Franz Joseph I, the emperor of Austria-Hungary, didn’t much care for his nephew, the heir presumptive to the Austro-Hungarian throne. The Archduke Franz Ferdinand was next in line for the crown after Franz Joseph’s only son had committed suicide. The emperor disliked Franz Ferdinand for several reasons but primarily because he had taken a non-royal wife. The emperor would have preferred that Franz Ferdinand’s younger cousin, Charles I, be the heir apparent, but rules were rules and the Hapsburgs were dedicated to their rules.
While attending a ball in Prague in 1894, Franz Ferdinand met Countess Sophie Chotek. Sophie was a countess but that wasn’t good enough to marry into the Imperial House of Habsburg. Despite his objection, the emperor allowed the marriage and Franz Ferdinand married his love. That meant, however, that marriage would be morganatic and that the children born of the marriage would not have succession rights to the throne. Sophie could never be empress. For the rest of her days, Sophie was snubbed and ignored by the House of Hapsburg.
On June 28, 1914, Franz Ferdinand and Sophie were in Sarajevo to inspect royal troops. Members of the Bosnian Serb Black Hand Society, including, Gavrilo Princip, were also there. They planned to kill the archduke and, somehow, free Bosnia from Austrian rule.
They were, however, inept as assassins. When Ferdinand’s open top car passed the first assassin, he threw an improvised grenade at the archduke’s car. He missed his aim, the grenade bounced off of the car and rolled into the crowd gathered and detonated. Several people were wounded. The archduke’s driver sped away denying the other assassins their shot at a clean kill.
After Ferdinand and Sophie arrived at their destination, the archduke decided he would visit the hospital where those wounded by the errant grenade were being treated. They returned to the car and their driver started out for the hospital.
On the way, the diver turned down a road that was blocked. He put the car in reverse and began slowly backing down the street to find and alternate route. Inside a nearby coffee shop, a stunned Gavrilo Princip – who had given up any hope of an assassination that day – looked up and saw what fate had brought before him. Princip snatched his pistol from his pocket, ran into the street, jumped on the running board of the car and shot Ferdinand and Sophie at point-blank range. Their wounds were fatal.
The word was quickly sent back to Vienna and the wheels of history began grinding. The July Crisis began. In Vienna, the Council of Joint Ministers debated Austria-Hungary’s course of action. Truth be told, the emperor was relieved. With the irritating Franz Ferdinand out of the way, his favorite nephew was the new heir apparent. The emperor directed his staff to deal with the assassination, sent a stand-in to attend the funeral in his place, and returned to his holiday in the Alps that was already underway.
When he returned to Vienna, the emperor learned that his ministers had prepared a harsh set of ten demands for Serbia. The emperor felt that they were overly aggressive, but agreed to the terms and the demands were sent to Belgrade. Serbia accepted all but one of the terms and, as stated would happen, Austria-Hungary declared war on Serbia.
Now the chain reaction began: In response to Vienna’s declaration of war on Serbia, Russia declared war on Austria-Hungary. Germany came to the defense of her ally in Vienna by declaring war on Russia. Bound by treaty of mutual defense with Russia, France and Great Britain declared war on Germany. Italy, seeing an opportunity to claim borderlands in the Alps, declared war on Austria-Hungary. In August of 1914, the bloodbath began.

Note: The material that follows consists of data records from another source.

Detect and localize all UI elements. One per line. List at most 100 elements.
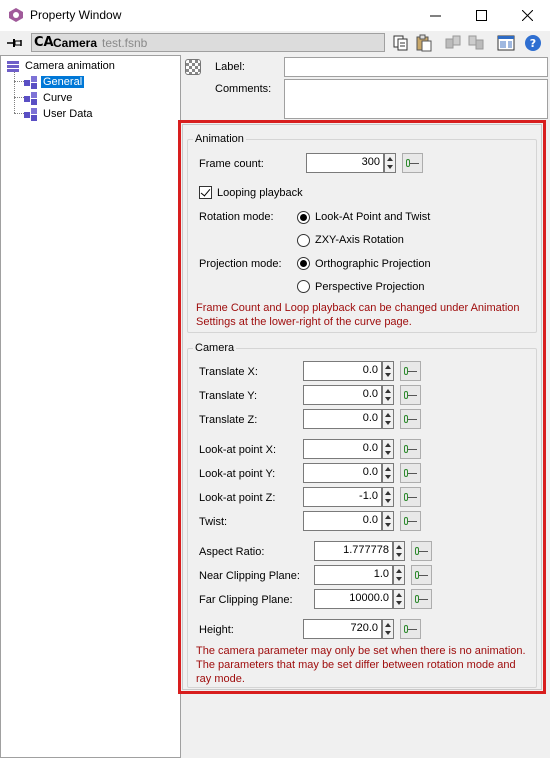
keyframe-icon[interactable] — [400, 487, 421, 507]
color-swatch-icon[interactable] — [185, 59, 201, 75]
keyframe-icon[interactable] — [400, 409, 421, 429]
tree-item-camera-animation[interactable]: Camera animation — [6, 58, 117, 74]
twist-field[interactable]: 0.0 — [303, 511, 382, 531]
camera-note: The camera parameter may only be set whe… — [196, 645, 526, 685]
title-bar: Property Window — [0, 0, 550, 31]
spinner-arrows[interactable] — [382, 409, 394, 429]
spinner-arrows[interactable] — [393, 565, 405, 585]
spinner-arrows[interactable] — [382, 619, 394, 639]
projection-ortho-radio[interactable] — [297, 257, 310, 270]
close-button[interactable] — [504, 0, 550, 31]
height-field[interactable]: 720.0 — [303, 619, 382, 639]
node-icon — [24, 92, 37, 105]
keyframe-icon[interactable] — [400, 385, 421, 405]
lookat-z-spinner[interactable]: -1.0 — [303, 487, 425, 507]
height-label: Height: — [199, 624, 234, 636]
window-layout-icon[interactable] — [497, 34, 515, 52]
translate-z-field[interactable]: 0.0 — [303, 409, 382, 429]
comments-input[interactable] — [284, 79, 548, 119]
projection-perspective-radio[interactable] — [297, 280, 310, 293]
twist-spinner[interactable]: 0.0 — [303, 511, 425, 531]
object-field: CA Camera test.fsnb — [31, 33, 385, 52]
lookat-x-field[interactable]: 0.0 — [303, 439, 382, 459]
tree-panel: Camera animation General Curve User Data — [0, 55, 181, 758]
far-clipping-field[interactable]: 10000.0 — [314, 589, 393, 609]
keyframe-icon[interactable] — [400, 439, 421, 459]
keyframe-icon[interactable] — [400, 361, 421, 381]
keyframe-icon[interactable] — [411, 541, 432, 561]
rotation-lookat-radio[interactable] — [297, 211, 310, 224]
keyframe-icon[interactable] — [400, 463, 421, 483]
height-spinner[interactable]: 720.0 — [303, 619, 425, 639]
far-clipping-spinner[interactable]: 10000.0 — [314, 589, 436, 609]
camera-group-title: Camera — [193, 342, 237, 354]
lookat-y-label: Look-at point Y: — [199, 468, 276, 480]
keyframe-icon[interactable] — [411, 589, 432, 609]
window-title: Property Window — [30, 8, 122, 22]
parameters-panel: Animation Frame count: 300 Looping playb… — [178, 120, 546, 694]
looping-checkbox[interactable] — [199, 186, 212, 199]
copy-icon[interactable] — [392, 34, 410, 52]
translate-y-label: Translate Y: — [199, 390, 258, 402]
frame-count-spinner[interactable]: 300 — [306, 153, 426, 173]
object-file: test.fsnb — [102, 36, 148, 50]
projection-perspective-label: Perspective Projection — [315, 281, 425, 293]
tree-item-label: Camera animation — [25, 60, 115, 72]
near-clipping-spinner[interactable]: 1.0 — [314, 565, 436, 585]
object-name: Camera — [53, 36, 98, 50]
translate-y-spinner[interactable]: 0.0 — [303, 385, 425, 405]
animation-group-title: Animation — [193, 133, 246, 145]
spinner-arrows[interactable] — [382, 385, 394, 405]
lookat-z-label: Look-at point Z: — [199, 492, 276, 504]
aspect-ratio-field[interactable]: 1.777778 — [314, 541, 393, 561]
lookat-x-label: Look-at point X: — [199, 444, 277, 456]
minimize-icon — [429, 15, 441, 17]
keyframe-icon[interactable] — [400, 619, 421, 639]
near-clipping-field[interactable]: 1.0 — [314, 565, 393, 585]
near-clipping-label: Near Clipping Plane: — [199, 570, 300, 582]
lookat-y-field[interactable]: 0.0 — [303, 463, 382, 483]
frame-count-field[interactable]: 300 — [306, 153, 384, 173]
spinner-arrows[interactable] — [382, 439, 394, 459]
tree-item-curve[interactable]: Curve — [24, 90, 74, 106]
aspect-ratio-spinner[interactable]: 1.777778 — [314, 541, 436, 561]
label-input[interactable] — [284, 57, 548, 77]
translate-y-field[interactable]: 0.0 — [303, 385, 382, 405]
translate-z-spinner[interactable]: 0.0 — [303, 409, 425, 429]
paste-parameters-icon[interactable] — [467, 34, 485, 52]
tree-item-label: User Data — [43, 108, 93, 120]
tree-item-general[interactable]: General — [24, 74, 85, 90]
keyframe-icon[interactable] — [411, 565, 432, 585]
spinner-arrows[interactable] — [382, 361, 394, 381]
rotation-mode-label: Rotation mode: — [199, 211, 274, 223]
spinner-arrows[interactable] — [382, 487, 394, 507]
paste-icon[interactable] — [415, 34, 433, 52]
lookat-y-spinner[interactable]: 0.0 — [303, 463, 425, 483]
svg-text:?: ? — [530, 37, 536, 50]
keyframe-icon[interactable] — [400, 511, 421, 531]
node-icon — [24, 76, 37, 89]
spinner-arrows[interactable] — [393, 589, 405, 609]
tree-item-user-data[interactable]: User Data — [24, 106, 95, 122]
spinner-arrows[interactable] — [382, 511, 394, 531]
lookat-z-field[interactable]: -1.0 — [303, 487, 382, 507]
keyframe-icon[interactable] — [402, 153, 423, 173]
rotation-zxy-radio[interactable] — [297, 234, 310, 247]
translate-x-spinner[interactable]: 0.0 — [303, 361, 425, 381]
translate-z-label: Translate Z: — [199, 414, 258, 426]
translate-x-field[interactable]: 0.0 — [303, 361, 382, 381]
lookat-x-spinner[interactable]: 0.0 — [303, 439, 425, 459]
spinner-arrows[interactable] — [393, 541, 405, 561]
help-icon[interactable]: ? — [524, 34, 542, 52]
toolbar: CA Camera test.fsnb ? — [0, 31, 550, 55]
maximize-button[interactable] — [458, 0, 504, 31]
frame-count-arrows[interactable] — [384, 153, 396, 173]
maximize-icon — [475, 10, 487, 21]
copy-parameters-icon[interactable] — [444, 34, 462, 52]
far-clipping-label: Far Clipping Plane: — [199, 594, 293, 606]
spinner-arrows[interactable] — [382, 463, 394, 483]
camera-animation-icon — [7, 61, 19, 72]
pin-icon[interactable] — [6, 36, 24, 50]
minimize-button[interactable] — [412, 0, 458, 31]
tree-item-label: General — [41, 76, 85, 88]
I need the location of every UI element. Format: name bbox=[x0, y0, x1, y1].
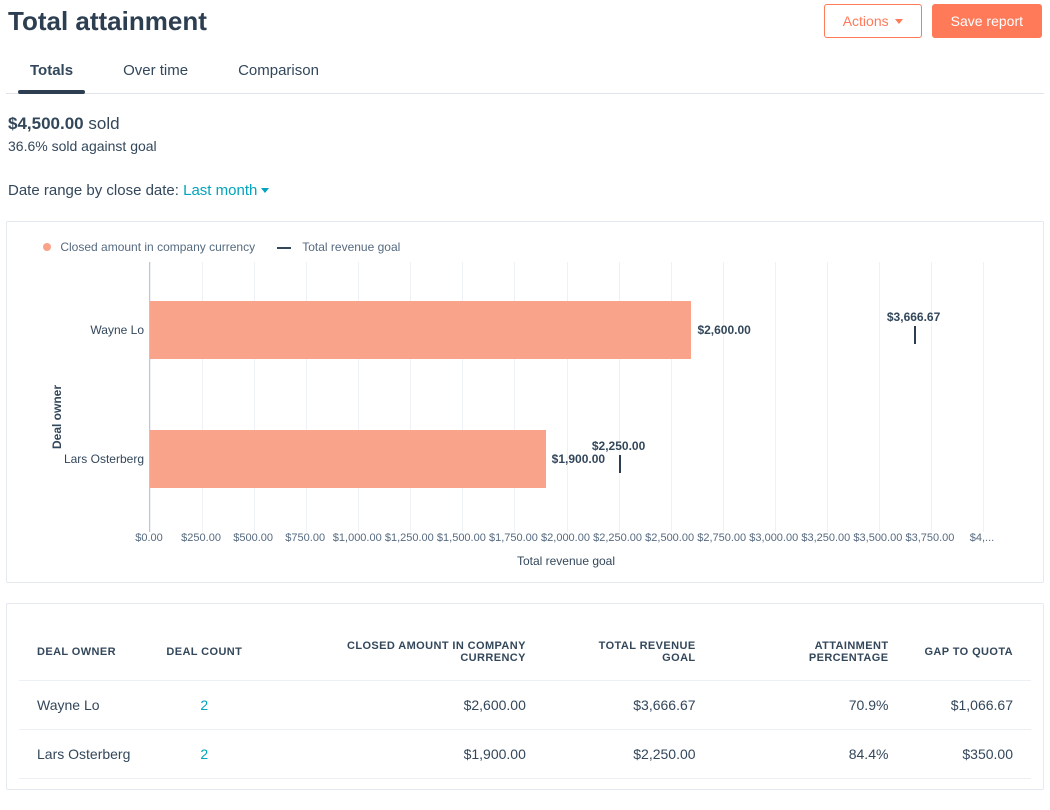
x-tick: $500.00 bbox=[233, 532, 273, 544]
bar-value-label: $2,600.00 bbox=[697, 323, 750, 337]
date-range-dropdown[interactable]: Last month bbox=[183, 182, 269, 199]
tab-over-time[interactable]: Over time bbox=[123, 52, 188, 93]
x-tick: $1,750.00 bbox=[489, 532, 538, 544]
column-header: DEAL COUNT bbox=[148, 620, 260, 681]
cell-closed: $1,900.00 bbox=[260, 730, 544, 779]
x-tick: $4,... bbox=[970, 532, 994, 544]
x-tick: $2,750.00 bbox=[697, 532, 746, 544]
legend-swatch-icon bbox=[43, 243, 51, 251]
actions-button[interactable]: Actions bbox=[824, 4, 922, 38]
goal-marker bbox=[914, 326, 916, 344]
x-tick: $3,000.00 bbox=[749, 532, 798, 544]
legend-label: Total revenue goal bbox=[302, 240, 400, 254]
table-row: Lars Osterberg2$1,900.00$2,250.0084.4%$3… bbox=[19, 730, 1031, 779]
gridline bbox=[723, 262, 724, 532]
save-report-label: Save report bbox=[951, 13, 1023, 29]
column-header: TOTAL REVENUE GOAL bbox=[544, 620, 714, 681]
x-tick: $1,000.00 bbox=[333, 532, 382, 544]
x-axis-label: Total revenue goal bbox=[149, 554, 983, 568]
cell-goal: $2,250.00 bbox=[544, 730, 714, 779]
cell-owner: Wayne Lo bbox=[19, 681, 148, 730]
goal-marker bbox=[619, 455, 621, 473]
tab-comparison[interactable]: Comparison bbox=[238, 52, 319, 93]
column-header: GAP TO QUOTA bbox=[906, 620, 1031, 681]
category-label: Wayne Lo bbox=[54, 323, 144, 337]
x-tick: $1,500.00 bbox=[437, 532, 486, 544]
x-tick: $2,000.00 bbox=[541, 532, 590, 544]
x-tick: $2,250.00 bbox=[593, 532, 642, 544]
goal-value-label: $2,250.00 bbox=[592, 439, 645, 453]
cell-attain: 70.9% bbox=[714, 681, 907, 730]
gridline bbox=[983, 262, 984, 532]
x-tick: $750.00 bbox=[285, 532, 325, 544]
gridline bbox=[879, 262, 880, 532]
attainment-table: DEAL OWNERDEAL COUNTCLOSED AMOUNT IN COM… bbox=[19, 620, 1031, 779]
bar[interactable] bbox=[150, 430, 546, 488]
summary-amount: $4,500.00 bbox=[8, 114, 84, 133]
page-title: Total attainment bbox=[8, 6, 207, 37]
category-label: Lars Osterberg bbox=[54, 452, 144, 466]
chart-area: Deal owner $2,600.00$3,666.67$1,900.00$2… bbox=[49, 262, 1023, 572]
x-tick: $3,500.00 bbox=[853, 532, 902, 544]
tabs: Totals Over time Comparison bbox=[6, 42, 1044, 94]
bar-value-label: $1,900.00 bbox=[552, 452, 605, 466]
actions-label: Actions bbox=[843, 13, 889, 29]
cell-count[interactable]: 2 bbox=[148, 681, 260, 730]
column-header: ATTAINMENT PERCENTAGE bbox=[714, 620, 907, 681]
chart-card: Closed amount in company currency Total … bbox=[6, 221, 1044, 583]
chevron-down-icon bbox=[261, 188, 269, 193]
summary-amount-suffix: sold bbox=[88, 114, 119, 133]
gridline bbox=[775, 262, 776, 532]
column-header: CLOSED AMOUNT IN COMPANY CURRENCY bbox=[260, 620, 544, 681]
y-axis-label: Deal owner bbox=[50, 385, 64, 449]
x-tick: $0.00 bbox=[135, 532, 163, 544]
date-range-label: Date range by close date: bbox=[8, 182, 179, 199]
legend-label: Closed amount in company currency bbox=[60, 240, 255, 254]
cell-goal: $3,666.67 bbox=[544, 681, 714, 730]
cell-gap: $1,066.67 bbox=[906, 681, 1031, 730]
legend-item-total-revenue-goal: Total revenue goal bbox=[277, 240, 400, 254]
cell-owner: Lars Osterberg bbox=[19, 730, 148, 779]
bar[interactable] bbox=[150, 301, 691, 359]
x-tick: $250.00 bbox=[181, 532, 221, 544]
date-range-value: Last month bbox=[183, 182, 257, 199]
save-report-button[interactable]: Save report bbox=[932, 4, 1042, 38]
x-tick: $1,250.00 bbox=[385, 532, 434, 544]
x-tick: $2,500.00 bbox=[645, 532, 694, 544]
cell-closed: $2,600.00 bbox=[260, 681, 544, 730]
summary-subline: 36.6% sold against goal bbox=[8, 138, 1042, 154]
table-card: DEAL OWNERDEAL COUNTCLOSED AMOUNT IN COM… bbox=[6, 603, 1044, 790]
legend-item-closed-amount: Closed amount in company currency bbox=[43, 240, 255, 254]
cell-gap: $350.00 bbox=[906, 730, 1031, 779]
legend-swatch-icon bbox=[277, 247, 291, 249]
table-row: Wayne Lo2$2,600.00$3,666.6770.9%$1,066.6… bbox=[19, 681, 1031, 730]
gridline bbox=[931, 262, 932, 532]
goal-value-label: $3,666.67 bbox=[887, 310, 940, 324]
tab-totals[interactable]: Totals bbox=[30, 52, 73, 93]
cell-count[interactable]: 2 bbox=[148, 730, 260, 779]
cell-attain: 84.4% bbox=[714, 730, 907, 779]
column-header: DEAL OWNER bbox=[19, 620, 148, 681]
chevron-down-icon bbox=[895, 19, 903, 24]
x-tick: $3,250.00 bbox=[801, 532, 850, 544]
summary-amount-line: $4,500.00 sold bbox=[8, 114, 1042, 134]
x-tick: $3,750.00 bbox=[905, 532, 954, 544]
gridline bbox=[827, 262, 828, 532]
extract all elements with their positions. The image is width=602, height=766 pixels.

During the course of the war, the United States and Japan were also dragged in. At the end of the fighting in 1918, the Austro-Hungarian Empire had ceased to exist, its emperor in exile. The Russian Empire had ceased to exist, its royal family executed. The German Empire had ceased to exist, the Kaiser in exile. Italy, Germany and Japan were soon to become fascist states. The Great War, the war to end all wars, had set the table for the next and even more terrible serving: World War II.
World War II ended the lives of 100 million and cast all of eastern Europe into a dictatorial darkness that didn’t end until 1989 and 1990. The events associated with a wrong turn, a car in reverse, an assassin in the right place at the right time and the death of an archduke that nobody really cared about started in motion a chain of events that killed untold millions and changed history forever.
Remember this comedy of errors and misjudgment as you contemplate Russians, Turks, Syrians, NATO, ISIS and the United States operating in the Levant. It is easy to cry havoc and let slip the dogs of war. It is very, very difficult, however, collar them once they are running free.